Shawn Carnahan, Chief
Technical Officer at Telestream, says, "Since Zinc is C++
based, it was very easy for us to subclass the existing UI elements and create
new types of buttons and sliders that are more appropriate to a touch
screen interface than those
you would use for a mouse/keyboard interface."
Telestream also chose
Zinc for VxWorks because it fulfills the graphical requirements of embedded
computers for building a rich, full-scale embeddable GUI with low system
overhead. Zinc is composed of GUI libraries, a visual design tool, portable
make utility,
hypertext-based on-line documentation, and numerous examples and tutorials.

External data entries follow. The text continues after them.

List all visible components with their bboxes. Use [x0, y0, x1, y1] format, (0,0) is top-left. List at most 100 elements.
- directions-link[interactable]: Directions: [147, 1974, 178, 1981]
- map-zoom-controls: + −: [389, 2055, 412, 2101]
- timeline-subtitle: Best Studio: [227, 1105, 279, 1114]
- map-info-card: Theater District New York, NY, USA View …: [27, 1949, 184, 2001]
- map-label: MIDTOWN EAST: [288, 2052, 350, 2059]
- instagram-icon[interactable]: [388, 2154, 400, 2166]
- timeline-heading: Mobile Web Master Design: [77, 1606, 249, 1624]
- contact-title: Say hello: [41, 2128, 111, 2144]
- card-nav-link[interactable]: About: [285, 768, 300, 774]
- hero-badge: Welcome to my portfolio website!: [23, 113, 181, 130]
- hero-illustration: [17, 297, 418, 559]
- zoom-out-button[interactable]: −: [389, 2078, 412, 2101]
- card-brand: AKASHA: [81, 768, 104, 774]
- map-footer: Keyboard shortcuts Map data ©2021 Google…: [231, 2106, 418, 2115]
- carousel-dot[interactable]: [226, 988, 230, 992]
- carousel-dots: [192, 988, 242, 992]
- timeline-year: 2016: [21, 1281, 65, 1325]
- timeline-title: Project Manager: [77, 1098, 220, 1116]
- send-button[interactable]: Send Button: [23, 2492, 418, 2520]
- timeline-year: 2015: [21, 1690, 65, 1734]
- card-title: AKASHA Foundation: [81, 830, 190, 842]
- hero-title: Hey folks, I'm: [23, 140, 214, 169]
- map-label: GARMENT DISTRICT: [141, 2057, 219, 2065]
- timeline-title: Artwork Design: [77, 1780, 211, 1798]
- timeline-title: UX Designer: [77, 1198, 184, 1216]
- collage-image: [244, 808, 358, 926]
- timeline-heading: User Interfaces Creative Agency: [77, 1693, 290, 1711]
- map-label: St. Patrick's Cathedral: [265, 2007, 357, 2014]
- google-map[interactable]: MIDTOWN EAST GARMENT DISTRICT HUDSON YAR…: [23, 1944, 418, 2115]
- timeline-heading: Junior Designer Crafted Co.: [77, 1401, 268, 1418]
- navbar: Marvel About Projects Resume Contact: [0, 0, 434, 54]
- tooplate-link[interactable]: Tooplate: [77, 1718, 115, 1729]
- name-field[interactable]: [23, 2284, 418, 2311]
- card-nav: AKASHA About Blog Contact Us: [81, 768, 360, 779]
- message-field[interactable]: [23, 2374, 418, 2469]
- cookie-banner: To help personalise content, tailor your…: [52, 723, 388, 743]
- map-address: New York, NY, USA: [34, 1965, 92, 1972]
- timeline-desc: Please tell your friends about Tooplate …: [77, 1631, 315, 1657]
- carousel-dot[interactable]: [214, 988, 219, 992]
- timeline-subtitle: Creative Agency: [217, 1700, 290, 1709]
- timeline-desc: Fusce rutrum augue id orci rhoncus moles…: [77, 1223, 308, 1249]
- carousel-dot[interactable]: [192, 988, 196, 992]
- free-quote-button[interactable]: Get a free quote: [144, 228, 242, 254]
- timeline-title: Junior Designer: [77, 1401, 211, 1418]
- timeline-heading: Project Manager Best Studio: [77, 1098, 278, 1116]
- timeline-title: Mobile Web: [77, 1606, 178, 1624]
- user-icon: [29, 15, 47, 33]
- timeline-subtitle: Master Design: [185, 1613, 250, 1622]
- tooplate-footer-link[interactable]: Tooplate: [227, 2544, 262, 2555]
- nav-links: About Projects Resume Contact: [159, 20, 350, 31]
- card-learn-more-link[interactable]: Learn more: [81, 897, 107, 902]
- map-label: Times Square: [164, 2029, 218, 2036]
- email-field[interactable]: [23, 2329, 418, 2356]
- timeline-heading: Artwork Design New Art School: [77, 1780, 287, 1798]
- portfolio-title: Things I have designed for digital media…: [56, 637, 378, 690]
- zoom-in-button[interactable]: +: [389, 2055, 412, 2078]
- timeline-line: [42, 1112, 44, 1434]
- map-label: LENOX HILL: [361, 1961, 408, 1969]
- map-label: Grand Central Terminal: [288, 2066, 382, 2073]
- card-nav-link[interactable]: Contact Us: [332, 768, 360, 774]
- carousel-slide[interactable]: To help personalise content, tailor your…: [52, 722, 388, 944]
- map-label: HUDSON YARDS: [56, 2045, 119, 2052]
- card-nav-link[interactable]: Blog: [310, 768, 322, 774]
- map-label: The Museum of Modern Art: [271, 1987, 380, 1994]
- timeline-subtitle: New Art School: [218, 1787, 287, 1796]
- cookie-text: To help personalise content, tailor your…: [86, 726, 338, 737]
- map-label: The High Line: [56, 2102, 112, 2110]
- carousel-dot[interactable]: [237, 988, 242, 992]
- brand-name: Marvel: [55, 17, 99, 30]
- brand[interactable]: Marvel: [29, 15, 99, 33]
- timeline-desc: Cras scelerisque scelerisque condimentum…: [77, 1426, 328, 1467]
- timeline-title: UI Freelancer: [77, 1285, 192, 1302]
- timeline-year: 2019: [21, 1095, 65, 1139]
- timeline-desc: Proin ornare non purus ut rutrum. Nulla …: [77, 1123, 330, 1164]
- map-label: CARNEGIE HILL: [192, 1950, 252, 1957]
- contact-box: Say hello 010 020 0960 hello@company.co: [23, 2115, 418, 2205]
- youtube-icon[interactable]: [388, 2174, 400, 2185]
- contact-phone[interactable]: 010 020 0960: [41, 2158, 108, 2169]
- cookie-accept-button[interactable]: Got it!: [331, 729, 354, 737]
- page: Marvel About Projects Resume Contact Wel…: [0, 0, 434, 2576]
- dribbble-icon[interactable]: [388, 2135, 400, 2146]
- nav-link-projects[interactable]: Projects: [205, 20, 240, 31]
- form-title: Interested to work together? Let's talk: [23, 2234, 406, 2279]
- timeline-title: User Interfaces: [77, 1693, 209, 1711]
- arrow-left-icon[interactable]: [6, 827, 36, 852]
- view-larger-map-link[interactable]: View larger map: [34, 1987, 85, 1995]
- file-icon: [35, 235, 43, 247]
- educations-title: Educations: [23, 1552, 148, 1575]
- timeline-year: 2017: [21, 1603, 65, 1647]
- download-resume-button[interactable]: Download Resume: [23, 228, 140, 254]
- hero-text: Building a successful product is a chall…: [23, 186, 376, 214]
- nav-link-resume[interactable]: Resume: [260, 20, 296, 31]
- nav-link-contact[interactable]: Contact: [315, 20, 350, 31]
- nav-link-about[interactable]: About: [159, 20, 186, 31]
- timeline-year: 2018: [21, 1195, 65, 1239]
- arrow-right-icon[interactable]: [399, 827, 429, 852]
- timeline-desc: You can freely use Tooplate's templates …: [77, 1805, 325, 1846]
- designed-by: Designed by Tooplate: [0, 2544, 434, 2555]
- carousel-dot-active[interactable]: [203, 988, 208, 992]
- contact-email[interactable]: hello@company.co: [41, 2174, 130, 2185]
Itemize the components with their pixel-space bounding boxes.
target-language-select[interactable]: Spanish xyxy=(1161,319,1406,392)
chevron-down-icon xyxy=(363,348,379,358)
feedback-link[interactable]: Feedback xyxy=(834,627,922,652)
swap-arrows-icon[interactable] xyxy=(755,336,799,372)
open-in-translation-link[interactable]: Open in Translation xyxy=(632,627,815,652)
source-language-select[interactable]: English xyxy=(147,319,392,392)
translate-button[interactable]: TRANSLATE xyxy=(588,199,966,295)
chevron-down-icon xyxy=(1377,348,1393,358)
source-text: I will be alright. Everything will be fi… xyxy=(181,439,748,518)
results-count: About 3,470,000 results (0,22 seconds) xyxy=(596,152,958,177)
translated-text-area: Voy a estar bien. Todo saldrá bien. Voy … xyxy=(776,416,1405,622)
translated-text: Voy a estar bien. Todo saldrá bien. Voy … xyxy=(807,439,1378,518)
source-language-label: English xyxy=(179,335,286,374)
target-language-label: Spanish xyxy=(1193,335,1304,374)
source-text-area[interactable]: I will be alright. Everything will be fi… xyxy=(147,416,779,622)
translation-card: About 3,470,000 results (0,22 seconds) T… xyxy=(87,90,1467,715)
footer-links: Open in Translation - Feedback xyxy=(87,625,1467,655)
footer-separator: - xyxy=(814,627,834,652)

It can easily be scaled and configured to meet the exact GUI requirements
of a given application.
Designed for memory-constrained environments, Zinc for VxWorks can fit a
complete configuration consisting of VxWorks and Zinc libraries in less
than 1MB of memory. "We wanted a small memory footprint," says
Carnahan.
Telestream also needed
a tool that was highly portable. ClipMail Pro was not designed as a PC
platform with a traditional VGA monitor, and so the GUI tool had to support
a high
degree of customization. Carnahan explains, "An embedded application
requires a different set of class kits from a PC or Mac environment where
you've already got access
to a front end. We needed something that was highly portable in terms of
how it would interact with our hardware frame buffers. We used the TriMedia
TM-1100 chip from Philips
Semiconductors as the display controller, so we needed a generic frame buffer
where we could write our own driver.
"Since we're not
using standard VGA cards, we needed to write our own drivers for the
graphics interface. In addition, we needed to design it to operate without
a keyboard
or mouse, and to integrate slow-motion video into the interface. Since Zinc
comes with a lot of drivers that are well-documented, and the interfaces
are clearly defined, it was
easy to subclass the existing display drivers with our own specific ones.
Zinc was also more portable than the others we looked at, and it was
the first choice of the people who
do the coding. Overall we were very very pleased."
For their RTOS, Telestream
chose VxWorks, partly because it is so popular that there's a large base
of engineering talent available that is familiar with it. "I can
make two phone calls and have people in here right away with ten years
of VxWorks experience,
people who already know how to use an embedded OS. Also, because VxWorks
is so widely used, it's easy to get third-party code. We used Tornado
tools in development, too.
All in all, Carnahan
says, "We're big fans of VxWorks and Zinc."